昨日最後の区間の続き、長者川沿いのごく普通のローカル国道からは、ところどころで旧道が分岐。拡幅新道がトンネルでばんばんショートカットする屈曲した谷間を、舐めるように大回りしている。
最初のうちはそんな旧道へ脚を向けていた。集落があるからか旧道区間に寂れた雰囲気は無く、静かで落ちついた田舎道が楽しめた。
しかしそんな旧道周回は、霧粒が雨粒に変わるに至り、新道トンネルへの待避に替わっていった。
低い機器音を発する石灰運搬コンベアをくぐり、矢筈峠手前の太郎田へ。空中歩廊のようなこの石灰コンベア、地図で見ると昨日訪れる予定だった石神峠から、何と須崎まで延々と山中に続いているのだ。そういえば2011年の訪問でも、須崎からの県道317でこのコンベアを見かけたことを思い出した。2001年にもこの場所で、雨の中でこのコンベアを見上げている。過去の旅と同じような場所に出かけていると、何かと過去の旅と繋がる物事が見つかるものだ、と思った。
太郎田で拡幅新道が終了、ぐっと細くなった国道439は峠へ登り始めた。
取付部分がやや急な他、基本的に斜度7%程度の杉の森。
ほとんど景色が開けないものの、時々小集落が現れた。
また、森が切れる場所では切り立つ山々が雨雲に霞む、幽玄たる装いが眺められた。
霞が晴れていれば、更に見事な眺めなのだろうとも思う。
一方森の中では、雨に濡れた路上に真っ赤なサワガニがひょこひょこ出動していた。2001年の訪問時にも、与作の所々でサワガニを見かけたことを思い出す。立ち止まって眺めると、威嚇のためかこちらに向かってはさみを振り上げるのが可愛らしい。いや、当人達は上から迫る脅威といえばほぼ100%鳥、嘴攻撃に対する最後の抵抗なのだ。驚かせて申し訳ない。
8:45、矢筈トンネル着。雨、トンネル内に煙る霧、ナトリウムランプが、またもやここも2001年の記憶のままだ。
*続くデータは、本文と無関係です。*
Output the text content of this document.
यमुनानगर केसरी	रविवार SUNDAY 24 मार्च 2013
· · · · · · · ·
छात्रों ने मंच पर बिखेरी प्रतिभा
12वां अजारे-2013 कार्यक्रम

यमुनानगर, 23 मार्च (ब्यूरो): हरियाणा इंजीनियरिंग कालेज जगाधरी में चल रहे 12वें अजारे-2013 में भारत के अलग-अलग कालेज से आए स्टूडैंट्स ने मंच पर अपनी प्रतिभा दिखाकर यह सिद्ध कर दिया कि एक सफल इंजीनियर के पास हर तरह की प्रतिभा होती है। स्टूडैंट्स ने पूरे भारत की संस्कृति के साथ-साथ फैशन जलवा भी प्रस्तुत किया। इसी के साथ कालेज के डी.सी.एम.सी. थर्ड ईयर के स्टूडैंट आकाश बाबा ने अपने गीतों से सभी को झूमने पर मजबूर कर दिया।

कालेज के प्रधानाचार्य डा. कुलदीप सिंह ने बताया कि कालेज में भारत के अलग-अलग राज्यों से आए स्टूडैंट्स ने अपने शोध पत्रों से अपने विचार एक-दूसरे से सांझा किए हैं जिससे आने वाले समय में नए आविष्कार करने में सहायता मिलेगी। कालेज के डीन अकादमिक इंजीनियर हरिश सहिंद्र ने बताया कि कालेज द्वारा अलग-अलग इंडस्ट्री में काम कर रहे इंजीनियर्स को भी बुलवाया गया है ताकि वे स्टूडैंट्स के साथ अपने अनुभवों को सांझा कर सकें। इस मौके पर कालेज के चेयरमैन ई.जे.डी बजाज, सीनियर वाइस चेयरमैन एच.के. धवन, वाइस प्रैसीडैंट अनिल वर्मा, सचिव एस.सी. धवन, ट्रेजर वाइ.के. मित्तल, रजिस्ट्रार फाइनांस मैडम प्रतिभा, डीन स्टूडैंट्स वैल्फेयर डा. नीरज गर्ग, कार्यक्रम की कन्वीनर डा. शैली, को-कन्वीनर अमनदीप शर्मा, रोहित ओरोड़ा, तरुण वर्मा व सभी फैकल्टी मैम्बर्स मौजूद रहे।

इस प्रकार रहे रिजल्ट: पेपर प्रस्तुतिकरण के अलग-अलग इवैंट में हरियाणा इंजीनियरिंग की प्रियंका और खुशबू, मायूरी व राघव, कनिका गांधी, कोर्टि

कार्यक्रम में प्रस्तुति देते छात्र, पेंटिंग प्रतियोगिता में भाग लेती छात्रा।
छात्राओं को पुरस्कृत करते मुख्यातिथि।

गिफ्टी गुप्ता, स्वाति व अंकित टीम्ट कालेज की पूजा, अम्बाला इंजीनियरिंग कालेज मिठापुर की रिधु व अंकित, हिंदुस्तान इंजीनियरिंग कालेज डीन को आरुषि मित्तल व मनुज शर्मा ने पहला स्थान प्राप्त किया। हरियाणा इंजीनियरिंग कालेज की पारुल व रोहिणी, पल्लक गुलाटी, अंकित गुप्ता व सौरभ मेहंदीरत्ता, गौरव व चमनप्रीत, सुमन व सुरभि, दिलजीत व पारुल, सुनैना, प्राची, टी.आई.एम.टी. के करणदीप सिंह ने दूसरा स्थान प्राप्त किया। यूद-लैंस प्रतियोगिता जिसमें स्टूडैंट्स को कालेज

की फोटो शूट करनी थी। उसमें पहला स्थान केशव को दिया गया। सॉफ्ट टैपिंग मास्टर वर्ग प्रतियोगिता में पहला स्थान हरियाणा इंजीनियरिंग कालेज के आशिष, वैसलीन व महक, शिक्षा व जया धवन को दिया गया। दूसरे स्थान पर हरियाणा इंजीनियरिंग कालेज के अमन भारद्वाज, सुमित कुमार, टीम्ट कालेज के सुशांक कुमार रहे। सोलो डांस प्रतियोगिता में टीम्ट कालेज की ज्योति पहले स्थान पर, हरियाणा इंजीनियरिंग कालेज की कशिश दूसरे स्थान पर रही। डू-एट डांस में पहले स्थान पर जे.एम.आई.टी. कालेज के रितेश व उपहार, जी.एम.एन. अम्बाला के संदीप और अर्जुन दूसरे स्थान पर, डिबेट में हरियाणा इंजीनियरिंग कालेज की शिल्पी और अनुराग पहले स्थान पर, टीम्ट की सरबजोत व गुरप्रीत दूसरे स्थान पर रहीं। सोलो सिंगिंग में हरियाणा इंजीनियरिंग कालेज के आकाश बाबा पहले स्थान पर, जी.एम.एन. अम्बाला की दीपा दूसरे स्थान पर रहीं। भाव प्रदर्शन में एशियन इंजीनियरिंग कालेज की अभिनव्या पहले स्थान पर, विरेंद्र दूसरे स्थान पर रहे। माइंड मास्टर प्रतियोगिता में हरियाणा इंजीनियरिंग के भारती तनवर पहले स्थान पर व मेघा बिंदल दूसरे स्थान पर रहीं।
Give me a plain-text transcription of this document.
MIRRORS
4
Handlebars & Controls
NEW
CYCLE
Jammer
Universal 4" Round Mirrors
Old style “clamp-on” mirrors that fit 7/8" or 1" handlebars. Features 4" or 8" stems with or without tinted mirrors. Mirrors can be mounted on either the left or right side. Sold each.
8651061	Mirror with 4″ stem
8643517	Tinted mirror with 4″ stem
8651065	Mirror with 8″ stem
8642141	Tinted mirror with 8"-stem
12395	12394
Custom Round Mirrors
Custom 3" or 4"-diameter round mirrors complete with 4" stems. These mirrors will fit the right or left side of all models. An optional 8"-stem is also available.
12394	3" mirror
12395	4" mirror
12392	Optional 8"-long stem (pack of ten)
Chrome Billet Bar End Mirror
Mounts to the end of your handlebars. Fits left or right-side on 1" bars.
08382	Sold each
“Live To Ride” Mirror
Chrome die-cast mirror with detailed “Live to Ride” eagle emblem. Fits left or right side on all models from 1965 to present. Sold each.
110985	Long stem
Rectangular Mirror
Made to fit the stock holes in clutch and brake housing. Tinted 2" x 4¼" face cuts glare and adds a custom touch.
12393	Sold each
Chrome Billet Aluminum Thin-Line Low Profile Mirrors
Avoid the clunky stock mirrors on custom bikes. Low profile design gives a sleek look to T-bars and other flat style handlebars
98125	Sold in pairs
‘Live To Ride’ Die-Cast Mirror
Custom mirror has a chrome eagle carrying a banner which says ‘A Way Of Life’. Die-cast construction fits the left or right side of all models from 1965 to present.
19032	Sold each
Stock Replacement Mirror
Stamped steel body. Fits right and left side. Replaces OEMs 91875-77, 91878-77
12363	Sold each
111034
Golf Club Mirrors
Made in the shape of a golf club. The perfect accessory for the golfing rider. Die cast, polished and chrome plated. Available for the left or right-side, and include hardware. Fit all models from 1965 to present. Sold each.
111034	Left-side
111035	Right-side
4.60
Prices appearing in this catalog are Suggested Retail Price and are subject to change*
トンネル入口で分岐する当時の四万十林道は、いつの間にか目出度く全線県道378となっている。入口から見える部分は舗装化されているものの、まあこれもほとんど2001年のままだ。
自分はと言えば、長者からここまで1時間半もかかってしまっている。昨日森から長者まで30分。2001年は森から長者まで1時間半だった。昨日今日と途中で雨具を着たり旧道を経由したり自販機で必要以上に休憩したり、かなりのんびりしてはいるものの、これが今の実力かもしれない。まあ2001年の時は焦ってたしな。思い出すに付け自分がかわいそうになってくる。今日は2001年と同じく雨は降っているものの、時間たっぷり、安心感一杯の行程だ。人間いつかはこういう日が来るのだ、真面目に地道にやっていれば。